When `--session NAME` is used, DiskLLM also passes `--slot-save-path ~/.diskllm/sessions` and uses llama-server slot save/restore APIs to persist context as `~/.diskllm/sessions/<name>.mmap`.

Read more in [docs/how-it-works.md](docs/how-it-works.md).

## Benchmarks

Benchmarks were run CPU-only on Windows 11 with an Intel i5-12450H, 16GB RAM, and NVMe SSD.

| Test | Result |
|------|--------|
| Qwen2.5 7B, 65K context, headless startup | 258 MB private RAM |
| Qwen2.5 7B, restored session startup | 3.46s to healthy plus restore |
| Qwen2.5 7B, restored prompt reuse | 34 cached prompt tokens |
| Qwen2.5 7B, restored generation | 7.13 tok/s |

See [docs/benchmarks.md](docs/benchmarks.md) for the full tables and hardware notes.

## Model Registry

```text
qwen2.5:3b   bartowski/Qwen2.5-3B-Instruct-GGUF Q4_K_M
qwen2.5:7b   bartowski/Qwen2.5-7B-Instruct-GGUF Q4_K_M
qwen2.5:14b  bartowski/Qwen2.5-14B-Instruct-GGUF Q4_K_M
lfm2.5:8b    LiquidAI/LFM2.5-8B-A1B-GGUF Q4_K_M
```

DiskLLM can also pull any HuggingFace GGUF repo and select a quant automatically:

```powershell
diskllm pull bartowski/Qwen2.5-7B-Instruct-GGUF
diskllm pull bartowski/Qwen2.5-7B-Instruct-GGUF:Q5_K_M
```

## Storage

```text
~/.diskllm/models/      downloaded GGUF files
~/.diskllm/kv_cache/    SSD KV mmap files
~/.diskllm/sessions/    persistent slot KV sessions
~/.diskllm/config.json  settings and installed model index
~/.diskllm/logs/        background server logs
~/.diskllm/bin/         patched llama-server binary
```

Override the home directory with `DISKLLM_HOME`.

## Patched llama.cpp

The `llama.cpp/` directory is tracked as a git submodule containing the patched fork.

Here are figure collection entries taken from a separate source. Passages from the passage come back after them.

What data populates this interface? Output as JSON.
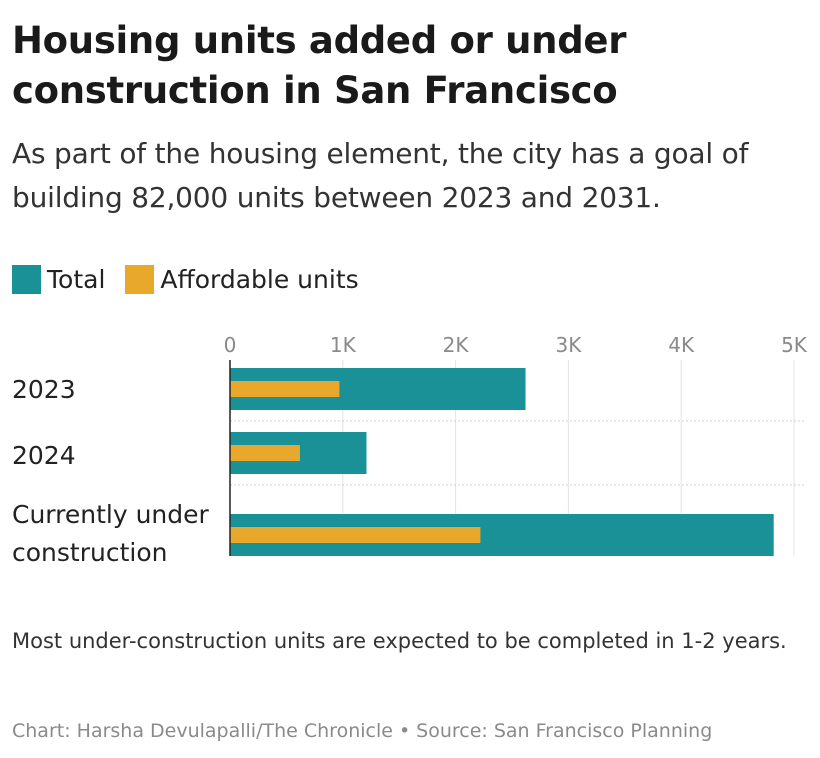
{
  "title": "Housing units added or under construction in San Francisco",
  "subtitle": "As part of the housing element, the city has a goal of building 82,000 units between 2023 and 2031.",
  "legend": [
    {
      "label": "Total",
      "color": "#1a9197"
    },
    {
      "label": "Affordable units",
      "color": "#e8a82c"
    }
  ],
  "note": "Most under-construction units are expected to be completed in 1-2 years.",
  "credit": {
    "chart": "Chart: Harsha Devulapalli/The Chronicle",
    "separator": "•",
    "source": "Source: San Francisco Planning"
  },
  "chart_data": {
    "type": "bar",
    "orientation": "horizontal",
    "categories": [
      "2023",
      "2024",
      "Currently under construction"
    ],
    "category_lines": [
      [
        "2023"
      ],
      [
        "2024"
      ],
      [
        "Currently under",
        "construction"
      ]
    ],
    "series": [
      {
        "name": "Total",
        "color": "#1a9197",
        "values": [
          2620,
          1210,
          4820
        ]
      },
      {
        "name": "Affordable units",
        "color": "#e8a82c",
        "values": [
          970,
          620,
          2220
        ]
      }
    ],
    "xlim": [
      0,
      5000
    ],
    "ticks": [
      0,
      1000,
      2000,
      3000,
      4000,
      5000
    ],
    "tick_labels": [
      "0",
      "1K",
      "2K",
      "3K",
      "4K",
      "5K"
    ],
    "grid": true,
    "legend_position": "top-left"
  }
}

DiskLLM finds the patched server binary in this order:

1. `~/.diskllm/bin/llama-server.exe`
2. `DISKLLM_LLAMA_SERVER`
3. `llama_server` in `~/.diskllm/config.json`
4. bundled package path `diskllm/bin/windows/llama-server.exe`
5. development checkout path `llama.cpp/build/bin/llama-server.exe`

If a binary is found outside `~/.diskllm`, DiskLLM copies it into `~/.diskllm/bin` and runs that copy.

## OpenAI Client

```python
from openai import OpenAI

client = OpenAI(base_url="http://127.0.0.1:8080/v1", api_key="diskllm")
reply = client.chat.completions.create(
    model="diskllm",
    messages=[{"role": "user", "content": "What is DiskLLM?"}],
)
print(reply.choices[0].message.content)
```

More examples are in [examples/](examples/).

## Contributing

Contributions are welcome. Start with [CONTRIBUTING.md](CONTRIBUTING.md), keep changes small, and include benchmark or test evidence for runtime changes.

## License

DiskLLM is released under the MIT License. See [LICENSE](LICENSE).